Avoid these common issues when running Structured Settlement in DocketMath for US-KY:

  • Using the wrong jurisdiction

    • If you leave the jurisdiction set to another state, you may miss Kentucky-specific structured settlement transfer constraints referenced under KRS § 454.430 to § 454.435.
  • Assuming a claim-type-specific rule exists

    • As noted in Step 4: No claim-type-specific sub-rule was found.
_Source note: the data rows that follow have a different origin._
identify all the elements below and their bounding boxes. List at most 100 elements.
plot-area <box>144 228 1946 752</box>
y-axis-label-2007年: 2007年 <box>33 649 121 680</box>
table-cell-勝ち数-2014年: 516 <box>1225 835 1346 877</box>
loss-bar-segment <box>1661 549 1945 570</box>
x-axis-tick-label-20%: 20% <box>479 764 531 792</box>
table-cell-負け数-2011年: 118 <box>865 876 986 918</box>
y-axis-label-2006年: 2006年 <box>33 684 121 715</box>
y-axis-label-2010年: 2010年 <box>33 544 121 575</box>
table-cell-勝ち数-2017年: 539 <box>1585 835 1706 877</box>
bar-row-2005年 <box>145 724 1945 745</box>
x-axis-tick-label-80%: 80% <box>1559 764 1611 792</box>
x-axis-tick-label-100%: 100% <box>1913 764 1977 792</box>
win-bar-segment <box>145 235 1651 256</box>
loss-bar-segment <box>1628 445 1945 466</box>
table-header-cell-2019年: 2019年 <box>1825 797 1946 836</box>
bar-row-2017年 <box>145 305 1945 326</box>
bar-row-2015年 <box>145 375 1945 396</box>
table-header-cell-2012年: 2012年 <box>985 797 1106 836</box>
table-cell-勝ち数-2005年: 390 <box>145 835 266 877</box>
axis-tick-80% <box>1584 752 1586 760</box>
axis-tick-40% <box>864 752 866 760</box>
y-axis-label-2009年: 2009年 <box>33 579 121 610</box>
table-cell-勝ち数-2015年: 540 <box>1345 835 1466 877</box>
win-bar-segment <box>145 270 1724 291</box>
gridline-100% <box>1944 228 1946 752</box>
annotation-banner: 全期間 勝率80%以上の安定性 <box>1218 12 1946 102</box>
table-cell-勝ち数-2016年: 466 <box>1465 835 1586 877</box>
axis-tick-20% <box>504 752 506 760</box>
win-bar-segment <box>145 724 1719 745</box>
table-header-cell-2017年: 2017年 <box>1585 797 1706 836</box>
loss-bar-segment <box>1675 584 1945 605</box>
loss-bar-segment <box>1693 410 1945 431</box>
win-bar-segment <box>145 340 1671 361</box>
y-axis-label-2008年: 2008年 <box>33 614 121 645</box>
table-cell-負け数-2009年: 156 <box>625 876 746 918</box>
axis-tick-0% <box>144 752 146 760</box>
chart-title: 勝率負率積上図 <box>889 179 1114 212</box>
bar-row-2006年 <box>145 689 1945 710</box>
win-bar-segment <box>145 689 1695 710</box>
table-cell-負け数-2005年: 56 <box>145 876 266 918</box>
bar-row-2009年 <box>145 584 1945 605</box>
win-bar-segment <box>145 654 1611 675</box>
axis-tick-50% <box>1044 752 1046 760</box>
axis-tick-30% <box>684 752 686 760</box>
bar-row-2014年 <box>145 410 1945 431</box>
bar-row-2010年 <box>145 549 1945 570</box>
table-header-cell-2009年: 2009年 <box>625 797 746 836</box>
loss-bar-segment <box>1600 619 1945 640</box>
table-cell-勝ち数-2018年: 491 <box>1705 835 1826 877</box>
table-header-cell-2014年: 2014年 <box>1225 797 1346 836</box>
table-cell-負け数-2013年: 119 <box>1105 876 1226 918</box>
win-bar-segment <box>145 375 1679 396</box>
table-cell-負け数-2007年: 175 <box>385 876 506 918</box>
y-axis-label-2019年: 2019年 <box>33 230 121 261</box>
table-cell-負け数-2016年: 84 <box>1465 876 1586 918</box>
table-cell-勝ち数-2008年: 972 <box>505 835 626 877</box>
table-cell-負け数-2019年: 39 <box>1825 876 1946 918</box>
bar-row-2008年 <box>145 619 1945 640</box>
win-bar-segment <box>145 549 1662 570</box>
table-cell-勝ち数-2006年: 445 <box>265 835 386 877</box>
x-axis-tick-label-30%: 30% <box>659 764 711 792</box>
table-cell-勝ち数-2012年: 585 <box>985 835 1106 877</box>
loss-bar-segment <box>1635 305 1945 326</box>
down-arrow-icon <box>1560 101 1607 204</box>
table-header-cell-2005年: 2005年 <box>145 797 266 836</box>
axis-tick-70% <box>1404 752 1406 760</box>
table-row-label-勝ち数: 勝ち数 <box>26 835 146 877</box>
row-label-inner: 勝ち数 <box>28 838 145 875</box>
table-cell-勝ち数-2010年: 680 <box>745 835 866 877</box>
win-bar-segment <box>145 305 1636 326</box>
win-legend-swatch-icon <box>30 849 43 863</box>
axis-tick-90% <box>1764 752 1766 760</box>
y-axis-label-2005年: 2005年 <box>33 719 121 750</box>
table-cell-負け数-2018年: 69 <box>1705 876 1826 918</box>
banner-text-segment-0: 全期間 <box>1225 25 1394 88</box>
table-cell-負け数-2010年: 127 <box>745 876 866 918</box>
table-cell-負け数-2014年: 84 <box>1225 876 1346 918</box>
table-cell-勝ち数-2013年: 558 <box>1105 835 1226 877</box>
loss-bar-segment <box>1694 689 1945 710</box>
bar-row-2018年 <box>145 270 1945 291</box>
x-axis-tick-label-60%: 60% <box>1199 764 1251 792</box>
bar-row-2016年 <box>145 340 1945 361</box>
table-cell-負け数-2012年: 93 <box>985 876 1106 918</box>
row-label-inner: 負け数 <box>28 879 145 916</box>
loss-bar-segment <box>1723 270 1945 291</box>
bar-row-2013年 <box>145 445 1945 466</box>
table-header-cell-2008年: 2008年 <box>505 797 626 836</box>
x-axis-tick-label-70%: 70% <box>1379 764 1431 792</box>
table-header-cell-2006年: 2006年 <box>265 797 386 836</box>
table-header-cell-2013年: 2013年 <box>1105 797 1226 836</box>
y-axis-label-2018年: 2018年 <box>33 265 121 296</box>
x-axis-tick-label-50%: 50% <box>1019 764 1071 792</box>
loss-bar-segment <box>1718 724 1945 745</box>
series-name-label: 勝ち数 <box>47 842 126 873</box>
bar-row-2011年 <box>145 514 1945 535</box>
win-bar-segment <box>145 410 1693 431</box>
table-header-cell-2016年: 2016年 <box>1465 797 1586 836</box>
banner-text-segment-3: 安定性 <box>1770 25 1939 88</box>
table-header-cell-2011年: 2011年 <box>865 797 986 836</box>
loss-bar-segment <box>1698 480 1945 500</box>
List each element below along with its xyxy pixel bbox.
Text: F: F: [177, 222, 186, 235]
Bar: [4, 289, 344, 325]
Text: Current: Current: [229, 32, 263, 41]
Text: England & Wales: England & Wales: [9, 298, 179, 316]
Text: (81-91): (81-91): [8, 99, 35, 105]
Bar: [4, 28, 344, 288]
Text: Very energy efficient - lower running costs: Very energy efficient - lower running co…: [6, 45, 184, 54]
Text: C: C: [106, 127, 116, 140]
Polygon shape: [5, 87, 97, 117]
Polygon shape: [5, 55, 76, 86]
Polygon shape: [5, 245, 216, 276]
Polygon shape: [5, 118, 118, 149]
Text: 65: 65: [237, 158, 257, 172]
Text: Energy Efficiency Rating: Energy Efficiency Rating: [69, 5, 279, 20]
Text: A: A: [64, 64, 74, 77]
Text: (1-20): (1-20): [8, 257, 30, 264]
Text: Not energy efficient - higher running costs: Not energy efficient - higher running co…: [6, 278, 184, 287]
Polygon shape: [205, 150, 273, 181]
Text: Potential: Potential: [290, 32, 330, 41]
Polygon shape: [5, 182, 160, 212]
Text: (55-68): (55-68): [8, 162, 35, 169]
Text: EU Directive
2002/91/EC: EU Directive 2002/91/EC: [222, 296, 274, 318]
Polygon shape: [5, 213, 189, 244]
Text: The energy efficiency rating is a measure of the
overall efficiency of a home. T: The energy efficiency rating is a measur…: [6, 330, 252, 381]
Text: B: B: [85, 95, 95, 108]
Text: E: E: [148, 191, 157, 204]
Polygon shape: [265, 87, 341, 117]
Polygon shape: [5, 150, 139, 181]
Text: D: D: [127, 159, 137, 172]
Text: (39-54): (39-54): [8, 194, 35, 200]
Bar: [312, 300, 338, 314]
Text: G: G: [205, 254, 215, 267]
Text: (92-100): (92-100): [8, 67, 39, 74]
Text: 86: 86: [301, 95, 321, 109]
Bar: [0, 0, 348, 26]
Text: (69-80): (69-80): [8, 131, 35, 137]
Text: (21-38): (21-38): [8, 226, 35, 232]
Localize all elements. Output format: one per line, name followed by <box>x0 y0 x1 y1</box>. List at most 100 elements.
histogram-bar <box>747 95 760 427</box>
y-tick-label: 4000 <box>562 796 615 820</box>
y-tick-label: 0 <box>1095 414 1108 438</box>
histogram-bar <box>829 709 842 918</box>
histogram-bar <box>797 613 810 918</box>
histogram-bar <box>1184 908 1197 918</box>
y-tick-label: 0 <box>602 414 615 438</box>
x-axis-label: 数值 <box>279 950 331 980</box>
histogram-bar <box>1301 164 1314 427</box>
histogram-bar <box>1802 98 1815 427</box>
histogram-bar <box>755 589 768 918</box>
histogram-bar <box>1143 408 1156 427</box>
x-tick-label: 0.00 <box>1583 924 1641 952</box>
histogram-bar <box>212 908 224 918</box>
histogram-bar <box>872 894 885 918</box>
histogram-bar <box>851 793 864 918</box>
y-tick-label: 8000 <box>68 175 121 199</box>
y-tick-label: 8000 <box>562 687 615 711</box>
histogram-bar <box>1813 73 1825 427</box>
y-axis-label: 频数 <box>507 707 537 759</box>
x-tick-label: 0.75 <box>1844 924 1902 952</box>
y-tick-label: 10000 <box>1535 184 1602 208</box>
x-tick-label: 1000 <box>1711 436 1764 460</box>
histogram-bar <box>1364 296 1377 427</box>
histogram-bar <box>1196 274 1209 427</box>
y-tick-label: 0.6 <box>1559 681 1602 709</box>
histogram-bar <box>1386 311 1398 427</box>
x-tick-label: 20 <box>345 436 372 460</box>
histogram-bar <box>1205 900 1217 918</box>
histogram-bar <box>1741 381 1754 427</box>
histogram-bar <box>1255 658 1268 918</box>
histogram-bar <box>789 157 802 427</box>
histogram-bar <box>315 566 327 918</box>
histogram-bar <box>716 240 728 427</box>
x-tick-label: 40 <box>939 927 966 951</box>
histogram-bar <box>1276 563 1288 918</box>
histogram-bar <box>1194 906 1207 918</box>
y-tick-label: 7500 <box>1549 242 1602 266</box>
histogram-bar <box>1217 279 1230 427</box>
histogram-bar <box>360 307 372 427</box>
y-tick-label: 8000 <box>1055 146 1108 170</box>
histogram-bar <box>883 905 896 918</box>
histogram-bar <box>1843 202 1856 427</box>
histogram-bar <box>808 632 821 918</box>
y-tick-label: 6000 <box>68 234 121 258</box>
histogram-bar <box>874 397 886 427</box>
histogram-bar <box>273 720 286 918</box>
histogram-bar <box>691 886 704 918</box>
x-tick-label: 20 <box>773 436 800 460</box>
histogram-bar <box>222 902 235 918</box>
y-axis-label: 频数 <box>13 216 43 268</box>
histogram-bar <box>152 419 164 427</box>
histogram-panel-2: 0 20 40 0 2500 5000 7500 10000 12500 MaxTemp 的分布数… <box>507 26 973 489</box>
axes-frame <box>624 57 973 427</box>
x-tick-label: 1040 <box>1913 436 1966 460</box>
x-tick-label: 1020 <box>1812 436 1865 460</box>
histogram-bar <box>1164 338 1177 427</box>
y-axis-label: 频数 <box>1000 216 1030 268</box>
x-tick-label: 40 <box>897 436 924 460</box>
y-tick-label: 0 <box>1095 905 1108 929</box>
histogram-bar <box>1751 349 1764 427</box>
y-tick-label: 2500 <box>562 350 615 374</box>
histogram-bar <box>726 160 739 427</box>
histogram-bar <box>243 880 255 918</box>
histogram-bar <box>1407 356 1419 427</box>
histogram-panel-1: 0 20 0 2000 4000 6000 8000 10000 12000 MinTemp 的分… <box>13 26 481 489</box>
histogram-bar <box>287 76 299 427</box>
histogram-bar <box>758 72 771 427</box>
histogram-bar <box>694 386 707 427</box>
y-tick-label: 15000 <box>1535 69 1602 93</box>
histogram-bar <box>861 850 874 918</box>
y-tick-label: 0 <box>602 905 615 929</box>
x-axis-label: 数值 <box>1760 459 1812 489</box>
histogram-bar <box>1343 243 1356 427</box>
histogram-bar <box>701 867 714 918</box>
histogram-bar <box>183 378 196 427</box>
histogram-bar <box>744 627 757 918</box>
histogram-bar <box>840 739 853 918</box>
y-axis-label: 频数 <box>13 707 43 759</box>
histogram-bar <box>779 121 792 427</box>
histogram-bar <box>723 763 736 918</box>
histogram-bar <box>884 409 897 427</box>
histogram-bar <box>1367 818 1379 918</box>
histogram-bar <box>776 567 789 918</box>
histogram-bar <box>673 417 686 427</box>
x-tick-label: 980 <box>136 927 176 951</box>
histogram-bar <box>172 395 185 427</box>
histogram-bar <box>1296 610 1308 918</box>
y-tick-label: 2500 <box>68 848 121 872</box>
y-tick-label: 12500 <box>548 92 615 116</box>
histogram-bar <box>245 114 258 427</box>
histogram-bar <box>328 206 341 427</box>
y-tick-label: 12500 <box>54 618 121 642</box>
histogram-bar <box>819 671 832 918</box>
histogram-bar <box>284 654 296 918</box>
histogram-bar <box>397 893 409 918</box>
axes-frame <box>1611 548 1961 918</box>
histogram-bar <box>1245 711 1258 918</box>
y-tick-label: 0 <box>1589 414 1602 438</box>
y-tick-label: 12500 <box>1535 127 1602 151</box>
Use the general/default period unless the tool clearly indicates a claim-type-specific option.
  • Mismatching dates

    • Payment schedule errors often come from:
      • confusing the start date input with the actual first payment date
      • off-by-one errors caused by month/quarter alignment with the selected frequency
  • Conflating valuation with transfer authorization

    • DocketMath can compute values, but Kentucky law controls whether a transfer of payment rights is allowable without the required procedural step.
    • For transfers, authorization in advance via a final court order with express findings under KRS § 454.430–454.435 is the critical legal requirement.
  • Changing multiple inputs at once

    • If you update rate, dates, and payment pattern simultaneously, you lose the ability to explain why outputs changed between runs.

Try it

Try a Kentucky run directly from the tool:

  1. Open /tools/structured-settlement
  2. Set jurisdiction to Kentucky (US-KY)
  3. Enter:
    • payment frequency
    • start date
    • payment amount (and any variation)
    • number of payments or end date
    • discount rate / interest assumption
  4. Run the calculation and do two quick checks:
    • Schedule sanity check: confirm the payment dates align with the frequency starting from your first payment date.
    • Sensitivity check: rerun after changing one input (commonly the discount rate) to see how valuation shifts.

If you’re documenting assumptions for a record, capture:

  • what discount rate you used and why (or what source/assumption you relied on)
  • the schedule produced
  • the valuation output displayed by DocketMath

Pitfall to watch: If valuation is sensitive to the discount rate, make sure your discount-rate assumption is defensible and consistently applied—Kentucky’s statutory transfer restrictions focus on court authorization, but the numeric computation still needs clear inputs.